In its statement, OHSU said the OBCC project is ongoing, that it hosts monthly meetings to update stakeholders, and that it has worked with providers on the center’s technical aspects and operations.
OHSU adds that the real-time bed tracking tool “does not currently include private health information, including gender identity, based on concerns raised by behavioral health providers to minimize the risk of revealing patient identities. We are currently working through how to display relevant information such as gender identity while still protecting patient privacy.”
In its report, the workgroup said the OHA should recognize the “severe limitations” of the OBCC and establish a “continuous improvement process” that better reflects provider feedback.
The report had recommendations on other fronts as well. Among other things, the workgroup advised the OHA to address the issue of patients boarding in hospitals due to placement shortages, and to clarify who—Medicaid plans, county health departments, hospitals—plays what role in the care coordination process. The work group also says it would have welcomed more transparency from the OHA about its ongoing contract negotiations with county health agencies.
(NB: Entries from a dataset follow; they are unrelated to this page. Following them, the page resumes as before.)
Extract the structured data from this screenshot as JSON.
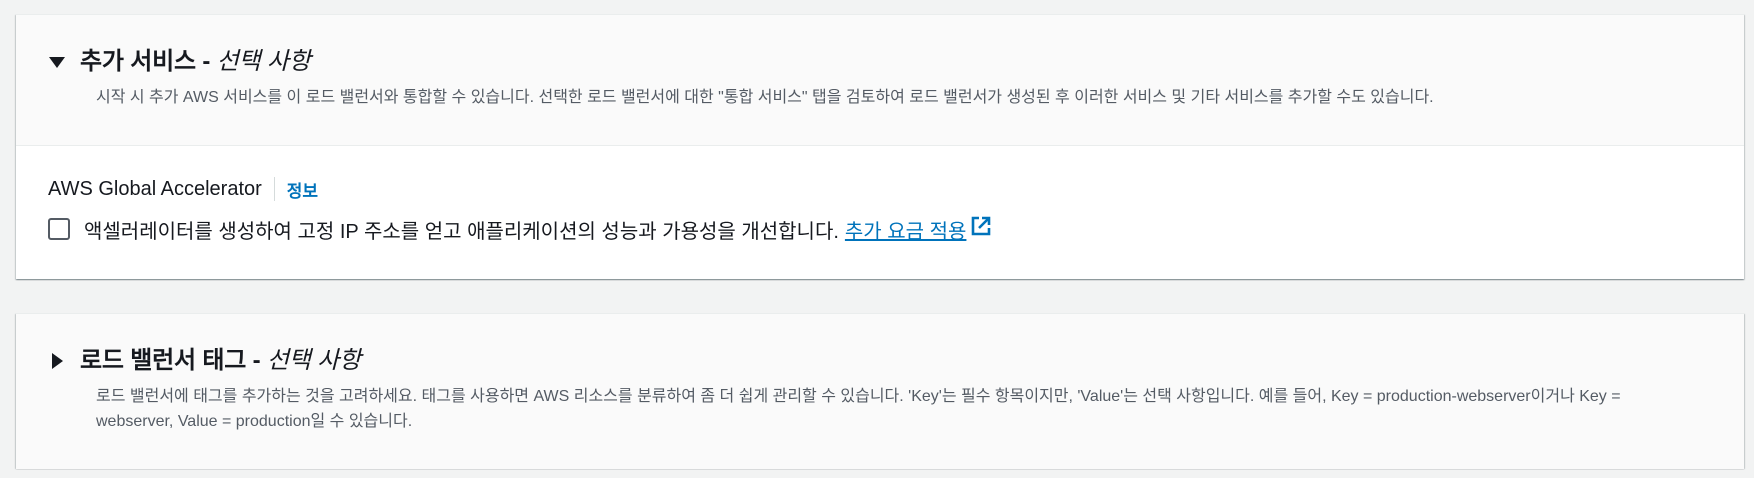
{
  "additional_services": {
    "title": "추가 서비스",
    "separator": " - ",
    "optional": "선택 사항",
    "expanded": true,
    "description": "시작 시 추가 AWS 서비스를 이 로드 밸런서와 통합할 수 있습니다. 선택한 로드 밸런서에 대한 \"통합 서비스\" 탭을 검토하여 로드 밸런서가 생성된 후 이러한 서비스 및 기타 서비스를 추가할 수도 있습니다.",
    "global_accelerator": {
      "label": "AWS Global Accelerator",
      "info_label": "정보",
      "checkbox_checked": false,
      "checkbox_text": "액셀러레이터를 생성하여 고정 IP 주소를 얻고 애플리케이션의 성능과 가용성을 개선합니다.",
      "link_text": "추가 요금 적용",
      "link_icon": "external-link-icon"
    }
  },
  "load_balancer_tags": {
    "title": "로드 밸런서 태그",
    "separator": " - ",
    "optional": "선택 사항",
    "expanded": false,
    "description": "로드 밸런서에 태그를 추가하는 것을 고려하세요. 태그를 사용하면 AWS 리소스를 분류하여 좀 더 쉽게 관리할 수 있습니다. 'Key'는 필수 항목이지만, 'Value'는 선택 사항입니다. 예를 들어, Key = production-webserver이거나 Key = webserver, Value = production일 수 있습니다."
  },
  "colors": {
    "link": "#0073bb",
    "text": "#16191f",
    "muted": "#545b64",
    "background": "#f2f3f3"
  }
}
Still, the report says, Oregon’s behavioral health care challenges run far deeper than administrative inefficiency: Fundamentally, it says, the state lacks treatment capacity for all the Oregonians struggling with mental illness and addiction.
“It is important to recognize a major issue underlying this recommendation is the lack of services and placements for people who need them,” the report says. “No amount of care coordination nor increased clarity of roles and responsibilities will counteract the deep system-wide gap in needed services and placements across the state.”